Here’s what i’d do.
The lever blueprint.
From BeginPlay - add a getAllActorsOfClass (Your door blueprint) - promote this returned array to a variable called - MyDoors or something.
From your CastSucceeded node (in place of your door move node) - Add a FLIP/FLOP node - Make a timeline with a float curve that goes from 0 to 1 over 1 second. You could call this float curve - LeverAmount. Attach one of the flip/flop outs to play and the other to reverse. Drag off the LeverAmount output of the timeline and use promote to variable to LeverAmountFloat - attach the update from the timeline to this setter.
The Door blueprint.
From BeginPlay - add a getAllActorsOfClass (Your Lever blueprint) - promote this returned array to a variable called - MyLevers or something.
Make a custom event called UpdateDoorPosition. Make a float variable called LeverAdder. From your UpdateDoorPosition event set this LeverAdder to 0. Drag in a getter for your MyLevers array. Drag off this and make a ForEach loop. Attach the LeverAdder setter to the in of this. In the loop node drag off the MyLever ref and start typing LeverAmountFloat to get the lever amount from each lever blueprint. For each loop add this amount to LeverAdder.
This means when you have - for example - 6 levers all pulled you’d get a total of 6.0 in the lever adder variable. So you should divide this value by the length of MyLevers - this means you can have as many levers as you like and if they’re all pulled you’ll have a total of 1. Use this figure to drive a transform lerp of your door’s position. To do this properly DON’T use MoveComponentTo - use SetLocalTransform.

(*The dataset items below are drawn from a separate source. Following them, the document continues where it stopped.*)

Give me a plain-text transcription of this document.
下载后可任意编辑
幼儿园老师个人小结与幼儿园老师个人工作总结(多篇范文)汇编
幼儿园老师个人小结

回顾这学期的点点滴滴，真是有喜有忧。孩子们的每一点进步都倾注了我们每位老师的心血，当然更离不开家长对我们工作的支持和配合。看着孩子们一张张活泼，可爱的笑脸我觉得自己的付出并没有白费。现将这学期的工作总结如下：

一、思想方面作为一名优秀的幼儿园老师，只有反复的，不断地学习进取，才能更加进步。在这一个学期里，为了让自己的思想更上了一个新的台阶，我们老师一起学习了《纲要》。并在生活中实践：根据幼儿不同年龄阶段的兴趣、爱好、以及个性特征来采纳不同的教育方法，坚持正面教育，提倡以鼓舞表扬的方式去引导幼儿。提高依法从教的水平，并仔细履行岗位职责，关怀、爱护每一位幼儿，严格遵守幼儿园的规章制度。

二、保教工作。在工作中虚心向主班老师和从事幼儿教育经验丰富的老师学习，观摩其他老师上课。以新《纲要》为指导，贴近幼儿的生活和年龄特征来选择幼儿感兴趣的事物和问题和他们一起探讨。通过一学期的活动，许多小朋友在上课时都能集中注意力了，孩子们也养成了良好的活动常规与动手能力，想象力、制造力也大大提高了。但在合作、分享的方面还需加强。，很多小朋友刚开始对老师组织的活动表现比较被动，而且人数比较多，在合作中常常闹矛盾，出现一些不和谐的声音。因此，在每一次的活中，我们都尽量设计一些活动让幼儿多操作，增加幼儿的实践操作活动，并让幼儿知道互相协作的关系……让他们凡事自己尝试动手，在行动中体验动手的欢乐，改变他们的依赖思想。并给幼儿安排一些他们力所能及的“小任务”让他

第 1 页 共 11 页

Then go back to the lever blueprint and add the UpdateDoorPosition after the LeverAmountFloat setter. You can do this by dragging in your MyDoors var and dragging off it and typing UpdateDoorPosition. This means (without a test at least) if you have more than one door object they will all open.
Homework!
Add an editable variable called DoorID to the levers and doors - this way you can have lots of doors controlled by lots of different levers. - Just do a test on the forEach loop in the door blueprint.
EDIT - Just looking at your blueprints again - when you make your timeline drive a lerp, you need to have your timeline produce a float, not a vector. This float should be between 0 and 1. You plug this float into the alpha of your lerp. Imagine a lerp as a cross-fader on a mixing desk. It slides between whatever’s in A and B. If you have a Lerp(Float) and you put 0 into A and 100 into B, then your alpha value of 0 to 1 will slide this value between 0 and 100. If you have 500 in A and 10 in B, then the output will slide between 500 and 10 based on the 0-1 float in the alpha. If you use a Lerp(Transform) then you can make a whole position/rotation/scale movement which slides between one position and another based on the 0-1 alpha.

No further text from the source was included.